G. L. Fuligni1, K. M. Banson2, C. Oh3, J. D. Domogauer4, K. L. Du5, C. Hill6, A. Mahadevan7, J. Xiao8, and F. Shaikh2; 1NYU Grossman School of Medicine, New York, NY, 2NYU Radiation Oncology, New York, NY, 3Biostatistics, Department of Population Health, NYU Langone Health, New York, NY, 4NYU Langone Health, New York, NY, 5Department of Therapeutic Radiology, Yale School of Medicine, New Haven, CT, 6Department of Radiation Oncology, New York University Grossman School of Medicine, New York, NY, 7NYU Langone Health Laura and Isaac Perlmutter Cancer Center, New York, NY, 8New York University Grossman School of Medicine, Department of Radiation Oncology, New York, NY
Purpose/Objective(s): Patients with HIV are more likely to develop anal cancer.

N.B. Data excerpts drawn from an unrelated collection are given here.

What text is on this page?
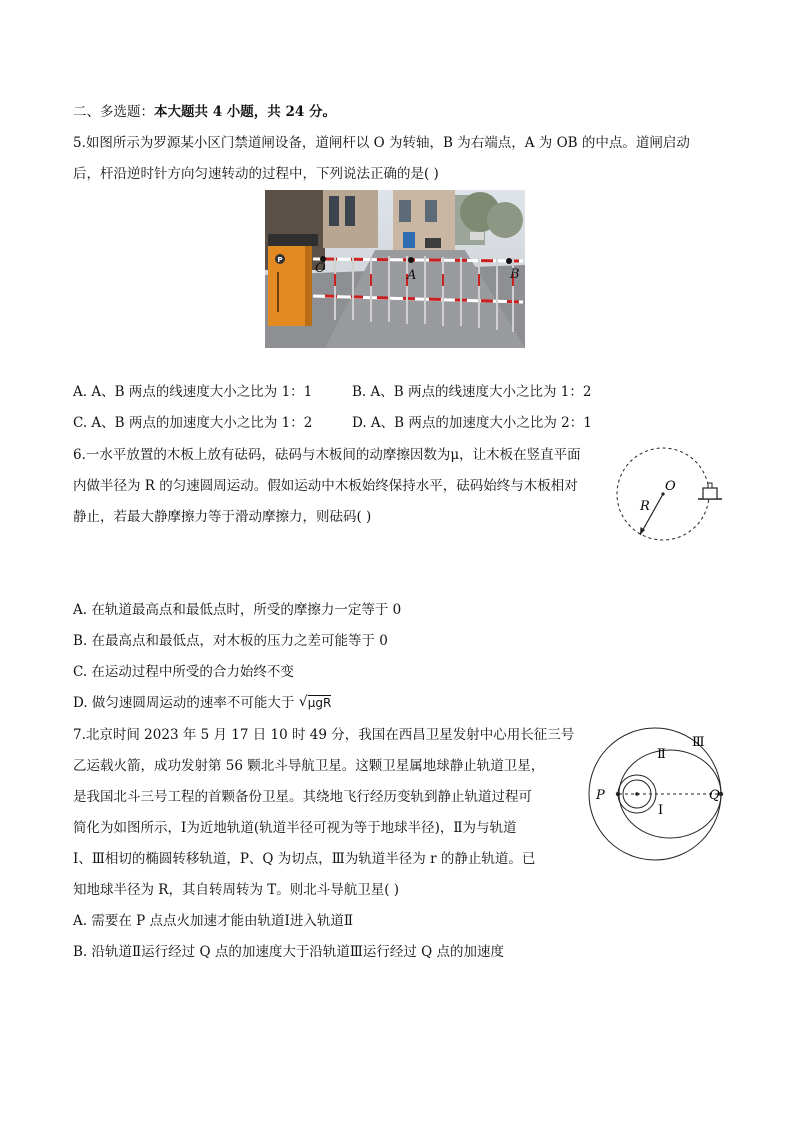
二、多选题：本大题共 4 小题，共 24 分。
5.如图所示为罗源某小区门禁道闸设备，道闸杆以 O 为转轴，B 为右端点，A 为 OB 的中点。道闸启动
后，杆沿逆时针方向匀速转动的过程中，下列说法正确的是( )
P
O	A	B
A. A、B 两点的线速度大小之比为 1：1	B. A、B 两点的线速度大小之比为 1：2
C. A、B 两点的加速度大小之比为 1：2	D. A、B 两点的加速度大小之比为 2：1
6.一水平放置的木板上放有砝码，砝码与木板间的动摩擦因数为μ，让木板在竖直平面
内做半径为 R 的匀速圆周运动。假如运动中木板始终保持水平，砝码始终与木板相对
静止，若最大静摩擦力等于滑动摩擦力，则砝码( )
O
R
A. 在轨道最高点和最低点时，所受的摩擦力一定等于 0
B. 在最高点和最低点，对木板的压力之差可能等于 0
C. 在运动过程中所受的合力始终不变
D. 做匀速圆周运动的速率不可能大于 √ μgR
7.北京时间 2023 年 5 月 17 日 10 时 49 分，我国在西昌卫星发射中心用长征三号
乙运载火箭，成功发射第 56 颗北斗导航卫星。这颗卫星属地球静止轨道卫星，
是我国北斗三号工程的首颗备份卫星。其绕地飞行经历变轨到静止轨道过程可
简化为如图所示，Ⅰ为近地轨道(轨道半径可视为等于地球半径)，Ⅱ为与轨道
Ⅰ、Ⅲ相切的椭圆转移轨道，P、Q 为切点，Ⅲ为轨道半径为 r 的静止轨道。已
知地球半径为 R，其自转周转为 T。则北斗导航卫星( )
P	Q
Ⅰ
Ⅱ
Ⅲ
A. 需要在 P 点点火加速才能由轨道Ⅰ进入轨道Ⅱ
B. 沿轨道Ⅱ运行经过 Q 点的加速度大于沿轨道Ⅲ运行经过 Q 点的加速度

With the advent of highly active antiretroviral therapy and associated improvement in survival, incidence of anal cancer in HIV positive (HIV+) patients has increased. Prior retrospective data suggest that HIV+ patients experience poorer outcomes compared to the general population. This modern series reports the outcomes of HIV+ patients with cancer and treated with chemoradiation (CRT). Materials/
Methods: Retrospective data were collected for HIV+ patients with stage I-IIIC anal squamous cell carcinoma (ASCC) who received CRT at a single institution from 2012-2023. Baseline patient, tumor, and treatment characteristics were obtained. Colostomy free survival (CFS), local recurrence free survival (LRFS), progression free survival (PFS), and overall survival (OS) were evaluated using the Kaplan-Meier method. Results: 58 HIV+ patients with ASCC were included. Median age at diagnosis was 55 years old (IQR 46, 63), and majority of patients were male (81%) and white (41%) followed by black (33%). Median pretreatment CD4 cell count was 278 cells/mm3 (IQR 65, 505) and the majority of patients had an undetectable viral load. For those who had a detectable viral load, median was 285 copies copies/mL (IQR 72, 2113.2). Distribution by prognostic stage is shown in the table. The median time from diagnosis to start of treatment was 63 days (IQR 37, 80). 46 (79%) patients presented with symptoms, and 8 (14%) patients were detected by screening. Most received IMRT with a median dose to tumor of 54 Gray (IQR 50.4, 54) over a median of 42 days (IQR 39, 46). There were 11 (19%) patients that stopped radiation treatment prematurely, 6 (10%) that underwent dose-reduced chemotherapy, and 5 (8.6%) patients that stopped chemotherapy prematurely. The median follow up was 20.1 months (IQR 7.2, 65.3). Two-year CFS was 86% (95% CI, 76%, 97%), LRFS 77% (95% CI , 65%, 91%), PFS 75% (95% CI, 63%, 89%), and OS 87% (95% CI, 76%, 98%). Age, sex, T stage and CD4 count were not significantly associated with endpoints on univariate analysis. In terms of acute toxicities grade 2 or greater, 17 (33.8%) patients experienced fatigue, 15 (26%) patients experienced diarrhea, and 42 (74%) patients experienced dermatitis. 30 (53%) patients had persistent cytopenia at 3 months post treatment and 20 (35%) patients had persistent cytopenia at 6 months. 10 (17%) patients were hospitalized during treatment and 10 (17%) ultimately underwent colostomy. Conclusion: In this modern series, HIV+ patients with anal cancer had low rates of anal cancer screening with increased rates of premature treatment stops, hospitalizations, and toxicity compared to historical controls. Further research is necessary to evaluate causes of disparities in outcomes and quality of life.